Eğer ben Hınçak yahut Taşnak üyesi bir Ermeni çeteci ya da onların torunu olsaydım; ihanetimi önlemek için beni cephe gerisinden ülkenin uzak bölgelerine göçürten İttihat ve Terakki’ye de onun liderlerine de hem kurşun sıkar hem de söverdim.

Eğer ben Pontus Rum Devleti kurma hayaline teslim olmuş Bafralı, Samsunlu, Giresunlu, Trabzonlu, Tokatlı bir Rum çeteci ya da onların torunlarından biri olsaydım, isyanlarımızı bastıran, ihanetlerimizi engelleyen Kuva-yı Milliyecilere, Sakallı Nurettin Paşa’ya, Topal Osman Ağa’ya ve elbet onların başkomutanı Mustafa Kemal Atatürk’e söver ve sayardım.

Bu topraklar benim kanım ve canım pahasına vatan oldu ama bu topraklarda kanı ve canı olmayanlar asırlarca bu topraklarda hür yaşadı, serbestçe ticaret yaptı, ben serhatlerde kan ve can verirken; onlar kent merkezlerinde sanat ve meslek sahibi oldu. Ben yoksullaşırken onlar zenginleşti. Ben vatanın bekçisi oldum onlar zengini ve efendisi.

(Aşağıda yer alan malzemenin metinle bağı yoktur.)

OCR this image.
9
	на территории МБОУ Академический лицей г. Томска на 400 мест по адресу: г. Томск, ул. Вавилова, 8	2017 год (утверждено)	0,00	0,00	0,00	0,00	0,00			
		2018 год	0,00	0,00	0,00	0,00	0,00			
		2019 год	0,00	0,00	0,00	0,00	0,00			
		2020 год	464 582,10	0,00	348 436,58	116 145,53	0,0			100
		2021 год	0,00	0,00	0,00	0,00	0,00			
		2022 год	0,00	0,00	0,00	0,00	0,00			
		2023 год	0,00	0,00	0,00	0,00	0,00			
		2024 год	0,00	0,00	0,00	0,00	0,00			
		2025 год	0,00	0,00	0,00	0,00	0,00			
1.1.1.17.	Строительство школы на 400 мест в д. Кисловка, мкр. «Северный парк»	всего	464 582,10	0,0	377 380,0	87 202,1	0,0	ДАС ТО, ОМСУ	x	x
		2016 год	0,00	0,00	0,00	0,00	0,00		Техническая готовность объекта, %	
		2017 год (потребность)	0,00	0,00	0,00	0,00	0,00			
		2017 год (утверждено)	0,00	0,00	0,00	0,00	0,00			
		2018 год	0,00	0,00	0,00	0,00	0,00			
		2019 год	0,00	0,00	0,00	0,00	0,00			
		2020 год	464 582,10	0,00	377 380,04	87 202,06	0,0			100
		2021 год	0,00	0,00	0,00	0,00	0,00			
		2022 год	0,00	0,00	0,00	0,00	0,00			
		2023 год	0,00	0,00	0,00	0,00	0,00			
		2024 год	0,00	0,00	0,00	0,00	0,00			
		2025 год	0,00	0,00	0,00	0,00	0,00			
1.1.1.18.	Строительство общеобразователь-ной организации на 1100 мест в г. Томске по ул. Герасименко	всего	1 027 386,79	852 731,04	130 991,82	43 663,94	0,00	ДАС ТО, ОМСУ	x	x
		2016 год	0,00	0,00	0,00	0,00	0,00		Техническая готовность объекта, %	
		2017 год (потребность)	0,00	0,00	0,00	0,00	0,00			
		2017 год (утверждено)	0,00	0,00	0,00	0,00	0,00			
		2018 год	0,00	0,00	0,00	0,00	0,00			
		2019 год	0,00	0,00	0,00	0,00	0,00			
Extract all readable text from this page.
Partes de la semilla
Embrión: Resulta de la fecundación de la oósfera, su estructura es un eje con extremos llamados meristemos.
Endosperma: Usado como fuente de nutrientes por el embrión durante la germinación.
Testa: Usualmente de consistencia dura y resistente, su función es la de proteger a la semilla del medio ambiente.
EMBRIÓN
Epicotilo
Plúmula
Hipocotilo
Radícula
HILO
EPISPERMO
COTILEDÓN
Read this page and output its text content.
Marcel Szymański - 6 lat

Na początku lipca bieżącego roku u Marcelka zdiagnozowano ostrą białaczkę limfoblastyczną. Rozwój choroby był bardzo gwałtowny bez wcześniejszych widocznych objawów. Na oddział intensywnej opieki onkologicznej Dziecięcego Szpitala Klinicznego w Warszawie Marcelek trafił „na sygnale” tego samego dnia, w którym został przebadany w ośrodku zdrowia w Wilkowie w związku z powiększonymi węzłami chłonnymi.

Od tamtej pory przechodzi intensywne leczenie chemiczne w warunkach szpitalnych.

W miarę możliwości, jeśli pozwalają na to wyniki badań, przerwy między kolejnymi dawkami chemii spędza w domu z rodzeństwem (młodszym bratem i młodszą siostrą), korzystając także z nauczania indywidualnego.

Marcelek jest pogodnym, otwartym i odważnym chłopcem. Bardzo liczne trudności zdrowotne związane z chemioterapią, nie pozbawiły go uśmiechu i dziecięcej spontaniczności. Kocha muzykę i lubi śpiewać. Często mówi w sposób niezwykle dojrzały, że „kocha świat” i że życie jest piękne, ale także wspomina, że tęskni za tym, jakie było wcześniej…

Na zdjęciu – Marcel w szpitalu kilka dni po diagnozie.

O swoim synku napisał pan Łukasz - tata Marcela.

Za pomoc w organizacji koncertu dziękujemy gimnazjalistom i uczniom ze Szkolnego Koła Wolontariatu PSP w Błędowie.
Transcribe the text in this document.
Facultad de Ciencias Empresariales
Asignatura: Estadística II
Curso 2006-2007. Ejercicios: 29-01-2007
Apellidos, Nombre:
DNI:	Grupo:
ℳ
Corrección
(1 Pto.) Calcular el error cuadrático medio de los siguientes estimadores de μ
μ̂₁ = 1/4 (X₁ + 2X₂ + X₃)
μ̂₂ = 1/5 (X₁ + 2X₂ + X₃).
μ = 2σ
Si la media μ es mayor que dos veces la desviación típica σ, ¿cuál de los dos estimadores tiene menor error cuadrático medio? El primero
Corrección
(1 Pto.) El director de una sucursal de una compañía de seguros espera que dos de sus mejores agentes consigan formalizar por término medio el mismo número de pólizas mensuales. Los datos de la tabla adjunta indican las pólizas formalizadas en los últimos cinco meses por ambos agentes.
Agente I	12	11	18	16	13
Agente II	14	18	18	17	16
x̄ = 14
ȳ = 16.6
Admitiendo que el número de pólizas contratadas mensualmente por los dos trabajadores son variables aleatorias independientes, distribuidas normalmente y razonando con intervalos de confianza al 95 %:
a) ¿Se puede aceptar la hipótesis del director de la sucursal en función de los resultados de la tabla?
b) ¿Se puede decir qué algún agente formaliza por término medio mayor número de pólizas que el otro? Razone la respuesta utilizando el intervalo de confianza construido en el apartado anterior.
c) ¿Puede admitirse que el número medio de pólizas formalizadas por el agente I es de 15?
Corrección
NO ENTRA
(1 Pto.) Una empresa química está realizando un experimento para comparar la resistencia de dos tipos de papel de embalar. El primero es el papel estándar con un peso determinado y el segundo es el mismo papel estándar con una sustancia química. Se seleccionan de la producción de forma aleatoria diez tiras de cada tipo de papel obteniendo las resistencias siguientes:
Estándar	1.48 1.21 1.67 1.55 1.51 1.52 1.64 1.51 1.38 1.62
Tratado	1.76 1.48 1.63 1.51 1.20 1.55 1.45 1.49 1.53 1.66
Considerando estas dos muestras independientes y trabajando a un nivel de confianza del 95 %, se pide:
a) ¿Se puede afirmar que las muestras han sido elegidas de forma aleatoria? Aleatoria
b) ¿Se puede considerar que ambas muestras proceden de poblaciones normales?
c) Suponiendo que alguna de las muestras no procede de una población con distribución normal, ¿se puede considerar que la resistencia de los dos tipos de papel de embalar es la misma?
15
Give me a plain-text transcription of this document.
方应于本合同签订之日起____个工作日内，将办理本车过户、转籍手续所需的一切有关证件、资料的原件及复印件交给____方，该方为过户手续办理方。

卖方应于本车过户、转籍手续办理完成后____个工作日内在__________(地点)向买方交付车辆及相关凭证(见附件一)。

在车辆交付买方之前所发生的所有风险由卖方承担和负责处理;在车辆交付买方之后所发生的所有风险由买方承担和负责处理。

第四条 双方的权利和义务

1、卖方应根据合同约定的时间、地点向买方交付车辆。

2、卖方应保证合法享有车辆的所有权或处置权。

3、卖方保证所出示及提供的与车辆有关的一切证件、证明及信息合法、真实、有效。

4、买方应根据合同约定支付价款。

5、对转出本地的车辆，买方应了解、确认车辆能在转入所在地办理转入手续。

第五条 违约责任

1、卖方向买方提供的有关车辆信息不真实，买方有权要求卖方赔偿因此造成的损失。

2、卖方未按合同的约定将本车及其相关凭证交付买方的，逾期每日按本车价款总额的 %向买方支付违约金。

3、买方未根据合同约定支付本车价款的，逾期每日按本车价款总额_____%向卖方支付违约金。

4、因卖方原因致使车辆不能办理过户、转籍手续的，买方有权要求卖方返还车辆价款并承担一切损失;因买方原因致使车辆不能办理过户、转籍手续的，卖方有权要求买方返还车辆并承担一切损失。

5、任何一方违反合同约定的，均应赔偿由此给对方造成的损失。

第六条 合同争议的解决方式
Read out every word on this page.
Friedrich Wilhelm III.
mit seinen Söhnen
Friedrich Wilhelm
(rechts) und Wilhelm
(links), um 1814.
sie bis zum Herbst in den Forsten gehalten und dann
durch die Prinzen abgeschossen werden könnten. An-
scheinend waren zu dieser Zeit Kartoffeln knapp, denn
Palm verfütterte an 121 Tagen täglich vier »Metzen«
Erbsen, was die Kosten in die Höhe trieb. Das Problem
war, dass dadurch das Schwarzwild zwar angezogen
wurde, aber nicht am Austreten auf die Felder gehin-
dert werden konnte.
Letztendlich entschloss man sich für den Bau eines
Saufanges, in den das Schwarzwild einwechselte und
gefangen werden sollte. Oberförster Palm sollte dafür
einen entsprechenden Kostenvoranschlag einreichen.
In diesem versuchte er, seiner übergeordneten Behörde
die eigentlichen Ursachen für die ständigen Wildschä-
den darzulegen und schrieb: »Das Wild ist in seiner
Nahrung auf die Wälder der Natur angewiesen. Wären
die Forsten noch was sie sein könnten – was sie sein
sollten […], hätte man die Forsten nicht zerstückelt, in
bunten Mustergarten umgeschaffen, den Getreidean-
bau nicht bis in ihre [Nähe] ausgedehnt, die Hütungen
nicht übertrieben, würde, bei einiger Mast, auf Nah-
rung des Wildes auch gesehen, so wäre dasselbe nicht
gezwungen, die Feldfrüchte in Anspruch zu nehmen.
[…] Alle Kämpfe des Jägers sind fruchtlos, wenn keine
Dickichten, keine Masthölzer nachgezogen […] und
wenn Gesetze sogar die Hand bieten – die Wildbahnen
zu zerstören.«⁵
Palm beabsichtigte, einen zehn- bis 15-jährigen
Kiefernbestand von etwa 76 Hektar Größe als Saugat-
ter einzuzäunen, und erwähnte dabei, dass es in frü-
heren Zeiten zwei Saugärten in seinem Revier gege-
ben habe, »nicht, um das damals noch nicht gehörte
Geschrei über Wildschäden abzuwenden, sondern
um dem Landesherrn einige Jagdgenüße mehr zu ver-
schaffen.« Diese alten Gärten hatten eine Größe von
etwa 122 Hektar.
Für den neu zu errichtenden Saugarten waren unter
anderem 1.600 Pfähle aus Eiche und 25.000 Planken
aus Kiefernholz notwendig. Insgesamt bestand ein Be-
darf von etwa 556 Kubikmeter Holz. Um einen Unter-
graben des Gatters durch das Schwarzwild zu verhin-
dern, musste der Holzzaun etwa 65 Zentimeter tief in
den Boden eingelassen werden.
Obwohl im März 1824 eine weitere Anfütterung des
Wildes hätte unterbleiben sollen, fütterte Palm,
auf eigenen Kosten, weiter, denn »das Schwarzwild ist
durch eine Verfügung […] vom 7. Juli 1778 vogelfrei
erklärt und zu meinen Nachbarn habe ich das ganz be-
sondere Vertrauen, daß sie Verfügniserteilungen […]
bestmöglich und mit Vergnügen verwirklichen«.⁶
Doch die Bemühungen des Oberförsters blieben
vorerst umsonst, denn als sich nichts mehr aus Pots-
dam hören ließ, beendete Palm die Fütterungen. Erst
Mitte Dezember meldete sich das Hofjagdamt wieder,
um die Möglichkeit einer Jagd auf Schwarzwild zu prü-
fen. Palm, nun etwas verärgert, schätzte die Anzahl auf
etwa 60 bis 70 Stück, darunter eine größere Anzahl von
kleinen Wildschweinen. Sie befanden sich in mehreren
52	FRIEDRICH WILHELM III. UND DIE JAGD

Şu isimler 1904 yılı Trabzon Salnamesi’nden alınma: Malezyan Efendi, Yorokli Efendi, Minasyan Efendi, İspetaro Efendi, Meliyadi Efendi, Ceynaro Efendi, Efraim Efendi. Bunlar Trabzon’da “icra-yı sanat eden etıbba”lar yani doktorlar... Şu bizim Trabzon, şu Türk ve Müslüman Trabzon, ne yazık ki bir tek Müslüman ve Türk doktoru yok.

Aynı Salname’den başka bir liste: Çırakyan Karabet Efendi, Sürmeliyan Karabet Efendi, Sürmeliyan İstepan Efendi, Bogos Zahiko Efendi, Timote Marango Efendi, Nikolo Papadopulo Efendi, Yani Efendi ve Yanko Efendi. Bunlar da Trabzon’da bulunan eczaneler. Türk yine yok, Müslüman yine yok.

Çok uzar bu listeler, son bir örnekle noktalayacağım: Reis-i evvel Nemlizade Hamdi Efendi, Reis-i sani Arzuoğlu Todoraki Efendi, aza Aldıkaçtızade Rüştü Efendi, aza Papasoğlu Yorgaki Efendi, aza Enfiyecioğlu Teoyani Efendi, aza Mısıryan Misak Efendi, aza Kuşniyan Ohannes Efendi, aza İbrahamiyan Karabet Efendi, aza Sivastinoğlu Yorgaki Efendi. Bunlar da Samsun Ticaret ve Sanayi Odası başkanı, başkan yardımcı ve yönetim kurulu üyeleri. Şimdi tamamı Müslüman ve Türk olan Samsun Ticaret ve Sanayi Odası’nın yönetiminde çok değil bundan tam 110 yıl önce sadece ve sadece üç Müslüman ve Türk vardır, gerisi ya Rum ya Ermeni ya da Yahudidir.

Osmanlıyı kuran, Osmanlıyı Söğüt boylarından üç kıta, dört köşe, yedi iklim yedi denize taşıyan Türk, Osmanlının yükünü ve kahrını çeken Müslüman Türk ne yazık ki Osmanlının nimetini paylaşmada yoktur. Türk ticarette, sanatta ve sanayide bir başlangıçta bir de çok daha sonraki yıllarda Milli Mücadele sonrasında söz sahibi olacaktır. Bugün eğer Müslüman bir sermaye ve Müslüman bir zenginlik varsa; bunu bize bizden birilerinin bilinçsizce sövüp saydığı İttihat Terakki ve Cumhuriyetin “milli ekonomi” politikaları sağlamıştır.

Cumhuriyete ihanetlerine engel olunan onlar sövsünler saysınlar, saydırsınlar, anlarım da varlığını, servetini, eğitimi ve mesleğini Cumhuriyete borçlu bizimkileri anlayamam.